I've talked at length about the reasons why all schools -- but especially colleges and universities -- should have a clearly written and well published "computer users' rights and responsibilities" document to go along with the institution's code of student conduct. In fact, before any student is granted an account on your university network they should be required to acknowledge and accept this document and agree to abide by it.
Most of you will say that that won't stop them from using your network to steal music and videos -- no matter what countermeasures you have in place. Well, maybe not. But, if your institution is committing a full-time employee to fielding complaints from the RIAA, maybe it's time to try something else.

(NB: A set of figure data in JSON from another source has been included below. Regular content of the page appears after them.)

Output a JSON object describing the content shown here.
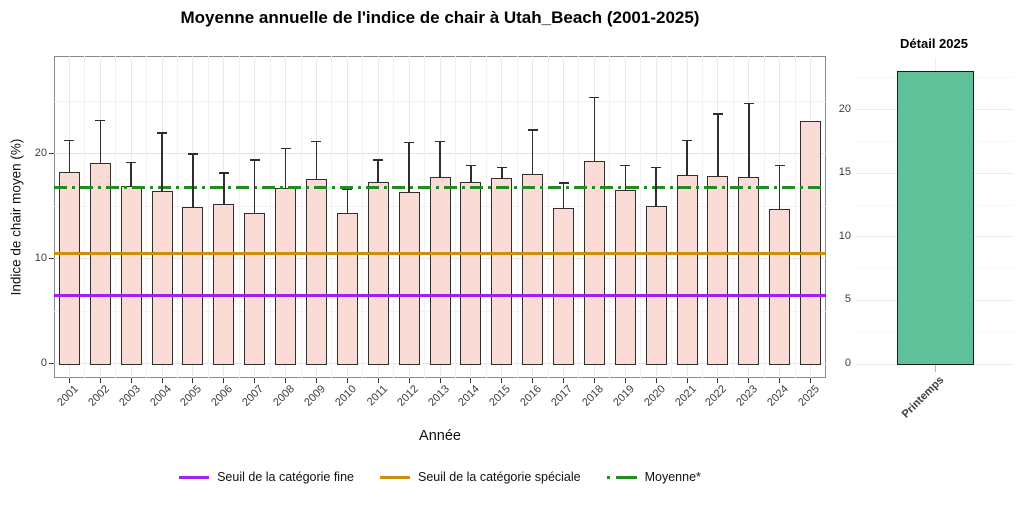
{
  "chart_data": [
    {
      "id": "main",
      "type": "bar",
      "title": "Moyenne annuelle de l'indice de chair à Utah_Beach (2001-2025)",
      "xlabel": "Année",
      "ylabel": "Indice de chair moyen (%)",
      "categories": [
        "2001",
        "2002",
        "2003",
        "2004",
        "2005",
        "2006",
        "2007",
        "2008",
        "2009",
        "2010",
        "2011",
        "2012",
        "2013",
        "2014",
        "2015",
        "2016",
        "2017",
        "2018",
        "2019",
        "2020",
        "2021",
        "2022",
        "2023",
        "2024",
        "2025"
      ],
      "values": [
        18.3,
        19.1,
        16.9,
        16.5,
        14.9,
        15.2,
        14.4,
        16.7,
        17.6,
        14.4,
        17.3,
        16.4,
        17.8,
        17.3,
        17.7,
        18.1,
        14.8,
        19.3,
        16.6,
        15.0,
        18.0,
        17.9,
        17.8,
        14.7,
        23.1
      ],
      "error_high": [
        21.3,
        23.2,
        19.2,
        22.0,
        20.0,
        18.2,
        19.4,
        20.5,
        21.2,
        16.6,
        19.4,
        21.1,
        21.2,
        18.9,
        18.7,
        22.3,
        17.2,
        25.4,
        18.9,
        18.7,
        21.3,
        23.8,
        24.8,
        18.9,
        null
      ],
      "yticks": [
        0,
        10,
        20
      ],
      "ylim": [
        -1.3,
        29.3
      ],
      "grid": true,
      "legend_position": "bottom",
      "bar_fill": "#fadbd6",
      "bar_stroke": "#2e2e2e",
      "error_color": "#2e2e2e",
      "ref_lines": [
        {
          "name": "Seuil de la catégorie fine",
          "value": 6.5,
          "color": "#a020f0",
          "style": "solid"
        },
        {
          "name": "Seuil de la catégorie spéciale",
          "value": 10.5,
          "color": "#cc8e0d",
          "style": "solid"
        },
        {
          "name": "Moyenne*",
          "value": 16.8,
          "color": "#228b22",
          "style": "dashdot"
        }
      ]
    },
    {
      "id": "detail",
      "type": "bar",
      "title": "Détail 2025",
      "xlabel": "",
      "ylabel": "",
      "categories": [
        "Printemps"
      ],
      "values": [
        23.0
      ],
      "error_high": [
        null
      ],
      "yticks": [
        0,
        5,
        10,
        15,
        20
      ],
      "ylim": [
        -1.2,
        24
      ],
      "grid": true,
      "bar_fill": "#5fc099",
      "bar_stroke": "#1a1a1a"
    }
  ],
  "legend": {
    "items": [
      {
        "label": "Seuil de la catégorie fine",
        "color": "#a020f0",
        "style": "solid"
      },
      {
        "label": "Seuil de la catégorie spéciale",
        "color": "#cc8e0d",
        "style": "solid"
      },
      {
        "label": "Moyenne*",
        "color": "#228b22",
        "style": "dashdot"
      }
    ]
  }
}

Even if your institution is not being threatened by the RIAA, the costs of simply dealing with requests from the RIAA can be staggering and it's time to hold your students accountable. If threats won't do, then hit them were it hurts. Put a fine on their Bursar bills for each instance of theft reported to you. Then let them explain to their parents(most of whom are footing the bill) that the fine is for stealing music and that the next time they are caught, they could lose their computing privileges to boot. Then make them pass an online test regarding copyright infringement and it's implications.
Like it or not, copyright infringement is stealing and it hurts nobody but the artists themselves who signed their rights away in exchange for royalties paid for each copy sold (not stolen). And, like it or not, nobody can seem to touch Kazaa and their ilk so it is left to mothers of bright (but undisciplined) children and the universities they attend (one of the few places sure to have a suitably robust network) to reign these kids in.